Laureate for Irish Fiction Colm Tóibín in converation with writer Nicole Flattery about her debut novel ‘Nothing Special’.


This free event takes place in Dublin City Library & Archive, Pearse Street, Dublin 2 on Thursday 1st June at 6.30pm and is part of the Art of Reading series curated and hosted by Colm Tóibín, Laureate for Irish Fiction 2022-2024. Over the course of 2023, the Laureate will meet a different library book club each month to discuss a work of contemporary fiction by an Irish writer, highlighting outstanding Irish writing and celebrating readers and book clubs.

This event will be recorded and available to watch online or to listen to as a podcast, so that readers, book lovers and book clubs everywhere will be able to join in the Art of Reading with the Laureate.

The Arts of Reading Book Club is an initiative of the Arts Council and the Laureate for Irish Fiction, in partnership with Libraries Ireland.

Details of previous events here:

Nothing Special by Nicole Flattery (Bloomsbury)

New York City, 1966. Seventeen-year-old Mae lives in a run-down apartment with her alcoholic mother and her mother’s sometimes-boyfriend, Mikey. She is turned off by the petty girls at her high school, and the sleazy men she typically meets. When she drops out, she is presented with a job offer that will remake her world entirely: she is hired as a typist for the artist Andy Warhol. This blistering, mordantly funny debut brilliantly interrogates the nature of friendship and independence and the construction of art and identity. Nothing Special is a whip-smart coming-of-age story that brings to life the experience of young girls in this iconic and turbulent American moment.
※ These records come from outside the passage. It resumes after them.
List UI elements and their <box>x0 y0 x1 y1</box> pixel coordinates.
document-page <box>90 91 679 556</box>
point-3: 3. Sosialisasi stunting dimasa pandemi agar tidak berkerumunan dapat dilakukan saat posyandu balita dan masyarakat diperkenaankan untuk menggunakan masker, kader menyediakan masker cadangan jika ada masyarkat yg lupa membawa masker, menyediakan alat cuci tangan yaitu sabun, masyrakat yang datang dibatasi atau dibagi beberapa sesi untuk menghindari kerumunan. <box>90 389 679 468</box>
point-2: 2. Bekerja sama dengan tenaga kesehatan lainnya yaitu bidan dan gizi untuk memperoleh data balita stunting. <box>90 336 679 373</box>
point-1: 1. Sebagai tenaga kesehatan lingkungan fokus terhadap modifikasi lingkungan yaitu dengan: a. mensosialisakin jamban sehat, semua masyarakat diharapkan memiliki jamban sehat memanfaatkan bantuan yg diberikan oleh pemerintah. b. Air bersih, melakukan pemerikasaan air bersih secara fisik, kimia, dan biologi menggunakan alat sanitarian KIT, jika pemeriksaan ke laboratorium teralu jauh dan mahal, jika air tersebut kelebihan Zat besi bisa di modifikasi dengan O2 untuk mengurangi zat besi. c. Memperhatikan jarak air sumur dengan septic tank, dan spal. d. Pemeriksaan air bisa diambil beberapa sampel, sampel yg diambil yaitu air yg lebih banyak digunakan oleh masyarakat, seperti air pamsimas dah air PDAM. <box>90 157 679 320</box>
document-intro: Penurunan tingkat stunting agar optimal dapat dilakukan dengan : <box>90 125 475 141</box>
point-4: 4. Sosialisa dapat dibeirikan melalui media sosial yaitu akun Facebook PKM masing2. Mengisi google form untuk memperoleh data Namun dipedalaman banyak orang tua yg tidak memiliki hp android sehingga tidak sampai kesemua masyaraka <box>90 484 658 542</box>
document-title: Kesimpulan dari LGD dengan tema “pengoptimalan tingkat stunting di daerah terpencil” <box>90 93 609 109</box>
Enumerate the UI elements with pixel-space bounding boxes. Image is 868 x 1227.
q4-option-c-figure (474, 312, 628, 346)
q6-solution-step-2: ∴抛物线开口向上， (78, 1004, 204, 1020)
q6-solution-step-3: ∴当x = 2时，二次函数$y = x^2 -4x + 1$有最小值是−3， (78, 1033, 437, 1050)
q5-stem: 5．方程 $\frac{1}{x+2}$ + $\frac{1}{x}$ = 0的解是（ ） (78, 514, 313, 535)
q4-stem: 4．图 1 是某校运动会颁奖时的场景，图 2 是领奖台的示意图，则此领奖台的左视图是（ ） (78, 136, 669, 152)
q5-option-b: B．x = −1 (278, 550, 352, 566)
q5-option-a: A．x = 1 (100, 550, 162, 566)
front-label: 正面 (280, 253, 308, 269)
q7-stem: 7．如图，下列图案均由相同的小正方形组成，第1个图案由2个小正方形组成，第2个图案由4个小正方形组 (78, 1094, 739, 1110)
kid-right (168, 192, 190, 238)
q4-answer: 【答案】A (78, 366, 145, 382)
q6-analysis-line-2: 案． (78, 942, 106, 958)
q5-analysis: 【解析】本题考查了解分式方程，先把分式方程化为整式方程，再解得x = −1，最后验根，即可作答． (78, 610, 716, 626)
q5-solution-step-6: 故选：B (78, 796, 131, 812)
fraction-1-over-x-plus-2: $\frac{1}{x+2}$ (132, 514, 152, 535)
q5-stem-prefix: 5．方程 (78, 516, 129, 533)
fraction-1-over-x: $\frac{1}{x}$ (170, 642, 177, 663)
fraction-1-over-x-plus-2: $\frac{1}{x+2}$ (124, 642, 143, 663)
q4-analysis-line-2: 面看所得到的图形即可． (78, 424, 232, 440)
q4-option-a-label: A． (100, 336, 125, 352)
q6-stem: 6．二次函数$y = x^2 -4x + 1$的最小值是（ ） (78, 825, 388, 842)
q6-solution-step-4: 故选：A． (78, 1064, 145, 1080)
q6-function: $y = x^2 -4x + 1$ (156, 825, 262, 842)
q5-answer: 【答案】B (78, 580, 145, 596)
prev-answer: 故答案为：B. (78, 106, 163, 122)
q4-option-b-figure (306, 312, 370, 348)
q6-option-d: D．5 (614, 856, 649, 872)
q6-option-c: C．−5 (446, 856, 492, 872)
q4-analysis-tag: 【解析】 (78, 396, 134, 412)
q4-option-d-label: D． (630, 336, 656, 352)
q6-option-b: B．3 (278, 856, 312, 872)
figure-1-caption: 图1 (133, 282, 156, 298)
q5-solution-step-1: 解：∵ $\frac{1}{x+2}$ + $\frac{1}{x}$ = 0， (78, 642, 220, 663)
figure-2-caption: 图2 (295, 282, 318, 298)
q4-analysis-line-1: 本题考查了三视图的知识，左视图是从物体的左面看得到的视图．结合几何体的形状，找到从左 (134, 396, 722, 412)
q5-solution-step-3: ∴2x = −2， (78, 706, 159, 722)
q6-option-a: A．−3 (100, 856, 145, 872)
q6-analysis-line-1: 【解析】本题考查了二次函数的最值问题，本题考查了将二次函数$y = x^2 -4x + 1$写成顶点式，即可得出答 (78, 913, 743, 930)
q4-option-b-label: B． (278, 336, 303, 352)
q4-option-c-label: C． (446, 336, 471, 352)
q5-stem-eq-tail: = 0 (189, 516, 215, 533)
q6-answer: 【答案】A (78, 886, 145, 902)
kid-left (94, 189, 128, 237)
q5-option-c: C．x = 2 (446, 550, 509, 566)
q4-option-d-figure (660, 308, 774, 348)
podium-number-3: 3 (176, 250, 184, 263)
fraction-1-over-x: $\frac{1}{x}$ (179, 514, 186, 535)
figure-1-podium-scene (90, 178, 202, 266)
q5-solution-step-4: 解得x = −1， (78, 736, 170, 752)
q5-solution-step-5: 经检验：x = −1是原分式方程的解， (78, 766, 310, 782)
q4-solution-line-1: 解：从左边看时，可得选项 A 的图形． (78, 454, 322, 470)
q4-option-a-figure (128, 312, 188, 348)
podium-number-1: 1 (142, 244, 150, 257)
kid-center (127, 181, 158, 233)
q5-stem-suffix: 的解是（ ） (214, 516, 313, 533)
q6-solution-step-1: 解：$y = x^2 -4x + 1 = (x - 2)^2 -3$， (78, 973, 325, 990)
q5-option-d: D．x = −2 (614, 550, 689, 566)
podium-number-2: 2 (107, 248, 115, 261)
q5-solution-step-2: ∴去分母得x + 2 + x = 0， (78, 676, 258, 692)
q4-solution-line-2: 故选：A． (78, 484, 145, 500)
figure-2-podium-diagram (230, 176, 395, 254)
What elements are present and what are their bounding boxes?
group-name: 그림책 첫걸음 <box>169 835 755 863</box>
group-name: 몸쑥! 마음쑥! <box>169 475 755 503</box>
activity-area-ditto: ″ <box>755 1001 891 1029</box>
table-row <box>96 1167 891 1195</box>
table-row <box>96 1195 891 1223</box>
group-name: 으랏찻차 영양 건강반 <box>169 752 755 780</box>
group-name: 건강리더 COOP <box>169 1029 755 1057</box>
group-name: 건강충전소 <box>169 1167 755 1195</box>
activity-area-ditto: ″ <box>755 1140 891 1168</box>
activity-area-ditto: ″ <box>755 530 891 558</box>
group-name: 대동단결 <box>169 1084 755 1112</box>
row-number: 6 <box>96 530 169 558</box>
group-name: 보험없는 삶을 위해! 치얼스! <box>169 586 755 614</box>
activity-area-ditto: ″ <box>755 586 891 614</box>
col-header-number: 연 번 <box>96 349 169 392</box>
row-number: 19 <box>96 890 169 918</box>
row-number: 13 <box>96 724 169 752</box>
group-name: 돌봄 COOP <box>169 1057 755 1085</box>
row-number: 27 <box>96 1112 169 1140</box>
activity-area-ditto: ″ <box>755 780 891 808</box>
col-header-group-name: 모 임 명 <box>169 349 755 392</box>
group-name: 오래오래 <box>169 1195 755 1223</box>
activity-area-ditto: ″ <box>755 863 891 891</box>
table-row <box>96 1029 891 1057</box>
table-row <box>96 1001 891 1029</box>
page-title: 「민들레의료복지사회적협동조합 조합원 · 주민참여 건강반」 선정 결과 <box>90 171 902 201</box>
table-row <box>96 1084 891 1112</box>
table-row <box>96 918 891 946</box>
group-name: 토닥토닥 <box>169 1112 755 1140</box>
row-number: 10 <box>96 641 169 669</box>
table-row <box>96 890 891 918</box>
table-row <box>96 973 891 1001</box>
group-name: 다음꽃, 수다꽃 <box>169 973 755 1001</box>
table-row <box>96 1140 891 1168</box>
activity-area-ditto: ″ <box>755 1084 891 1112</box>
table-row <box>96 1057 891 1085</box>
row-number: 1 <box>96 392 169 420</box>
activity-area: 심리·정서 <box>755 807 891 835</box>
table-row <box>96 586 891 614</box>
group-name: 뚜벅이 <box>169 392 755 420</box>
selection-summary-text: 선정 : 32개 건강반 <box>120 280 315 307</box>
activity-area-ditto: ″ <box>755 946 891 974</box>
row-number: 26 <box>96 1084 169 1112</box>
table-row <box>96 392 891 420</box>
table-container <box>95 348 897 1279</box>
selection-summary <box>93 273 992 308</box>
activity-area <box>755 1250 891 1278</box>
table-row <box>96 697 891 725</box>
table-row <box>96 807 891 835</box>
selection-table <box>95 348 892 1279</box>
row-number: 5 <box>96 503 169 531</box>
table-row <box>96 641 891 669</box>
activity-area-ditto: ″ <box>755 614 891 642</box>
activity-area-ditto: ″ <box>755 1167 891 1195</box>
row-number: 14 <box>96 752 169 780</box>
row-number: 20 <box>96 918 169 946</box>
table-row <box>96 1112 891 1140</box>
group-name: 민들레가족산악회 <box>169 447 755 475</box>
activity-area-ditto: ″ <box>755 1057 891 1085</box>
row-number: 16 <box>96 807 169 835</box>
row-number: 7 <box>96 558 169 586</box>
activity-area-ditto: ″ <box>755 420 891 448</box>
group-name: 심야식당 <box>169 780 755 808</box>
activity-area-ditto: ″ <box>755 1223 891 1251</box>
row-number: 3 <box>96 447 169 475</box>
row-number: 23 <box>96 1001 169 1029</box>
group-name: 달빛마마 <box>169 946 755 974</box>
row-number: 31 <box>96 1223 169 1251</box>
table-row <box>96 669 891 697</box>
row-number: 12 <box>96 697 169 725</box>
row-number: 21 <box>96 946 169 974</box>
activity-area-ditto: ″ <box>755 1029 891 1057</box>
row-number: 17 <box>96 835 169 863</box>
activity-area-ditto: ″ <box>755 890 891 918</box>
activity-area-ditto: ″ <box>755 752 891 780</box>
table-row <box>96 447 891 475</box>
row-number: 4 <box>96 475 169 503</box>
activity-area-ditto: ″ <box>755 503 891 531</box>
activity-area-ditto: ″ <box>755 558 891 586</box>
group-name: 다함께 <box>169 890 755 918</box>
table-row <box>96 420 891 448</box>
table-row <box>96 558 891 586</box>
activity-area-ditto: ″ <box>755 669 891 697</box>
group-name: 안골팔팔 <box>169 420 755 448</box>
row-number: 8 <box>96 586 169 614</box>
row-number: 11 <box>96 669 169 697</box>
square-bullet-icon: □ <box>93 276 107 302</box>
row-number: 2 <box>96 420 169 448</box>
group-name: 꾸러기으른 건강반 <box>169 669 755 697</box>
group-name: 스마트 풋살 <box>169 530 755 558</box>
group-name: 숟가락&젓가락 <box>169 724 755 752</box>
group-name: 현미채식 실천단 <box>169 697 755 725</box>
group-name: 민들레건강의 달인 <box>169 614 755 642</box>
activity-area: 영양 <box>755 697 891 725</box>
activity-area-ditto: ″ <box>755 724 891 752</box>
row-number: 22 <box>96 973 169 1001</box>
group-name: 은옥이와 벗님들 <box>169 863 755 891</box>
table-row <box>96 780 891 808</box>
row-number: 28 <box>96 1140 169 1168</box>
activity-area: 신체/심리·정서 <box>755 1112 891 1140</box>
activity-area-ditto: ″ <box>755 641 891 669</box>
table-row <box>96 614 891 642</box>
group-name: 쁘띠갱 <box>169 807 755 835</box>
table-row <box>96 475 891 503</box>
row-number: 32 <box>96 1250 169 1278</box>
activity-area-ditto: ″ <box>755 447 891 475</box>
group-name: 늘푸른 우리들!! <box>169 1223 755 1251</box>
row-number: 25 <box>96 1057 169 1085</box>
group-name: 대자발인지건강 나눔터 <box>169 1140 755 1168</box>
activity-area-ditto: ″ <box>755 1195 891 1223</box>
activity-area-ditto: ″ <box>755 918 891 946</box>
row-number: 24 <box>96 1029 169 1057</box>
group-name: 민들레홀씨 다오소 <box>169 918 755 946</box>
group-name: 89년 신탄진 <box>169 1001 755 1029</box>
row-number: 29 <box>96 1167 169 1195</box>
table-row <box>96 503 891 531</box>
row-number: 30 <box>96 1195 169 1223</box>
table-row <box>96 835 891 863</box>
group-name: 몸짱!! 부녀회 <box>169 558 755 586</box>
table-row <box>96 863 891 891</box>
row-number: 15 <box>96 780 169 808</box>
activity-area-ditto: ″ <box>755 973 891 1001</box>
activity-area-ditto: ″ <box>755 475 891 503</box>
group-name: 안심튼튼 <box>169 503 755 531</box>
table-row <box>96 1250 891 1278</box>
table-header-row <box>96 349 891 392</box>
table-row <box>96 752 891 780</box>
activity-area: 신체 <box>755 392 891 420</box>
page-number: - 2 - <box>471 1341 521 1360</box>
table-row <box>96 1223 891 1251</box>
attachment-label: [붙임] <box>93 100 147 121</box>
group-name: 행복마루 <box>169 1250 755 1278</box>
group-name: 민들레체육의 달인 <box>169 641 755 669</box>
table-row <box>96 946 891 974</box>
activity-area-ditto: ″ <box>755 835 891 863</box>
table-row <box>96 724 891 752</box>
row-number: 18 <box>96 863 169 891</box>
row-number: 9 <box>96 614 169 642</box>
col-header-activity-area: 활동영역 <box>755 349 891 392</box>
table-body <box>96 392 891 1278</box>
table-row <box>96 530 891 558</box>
Nicole Flattery’s work has been published in The London Review of Books, The New York Times, The Stinging Fly, Sight and Sound, The Dublin Review, BBC Radio 4, Winter Papers and the 2019 Faber anthology of new Irish writing. Her story “Track” won the 2017 White Review Short Story Prize, and her story “Parrot” won the Irish Book Awards Story of the Year prize in 2019. Her first book, the story collection SHOW THEM A GOOD TIME, won the 2020 London Magazine Prize for Debut Fiction and the Kate O’Brien Award.

Colm Tóibín was born in Enniscorthy Co. Wexford in 1955 and educated at University College Dublin. His ten novels include The Master (2004), winner of the Dublin International Literary Award and the LA Times Novel of the Year; Brooklyn (2009), winner of the Costa Novel of the Year; and Nora Webster (2014), winner of the Hawthornden Prize. He was awarded the Rathbones Folio Prize in 2022 for his most recent novel The Magician (2021) which was also shortlisted for the Walter Scott Prize for Historical Fiction. His two collections of stories are Mothers and Sons (2006), winner of the Edge Hill Prize, and The Empty Family (2010), shortlisted for the Frank O’Connor Award. His plays include The Testament of Mary (2011), nominated for a Tony Award for Best Play. He published a collection of poetry Vinegar Hill in 2022.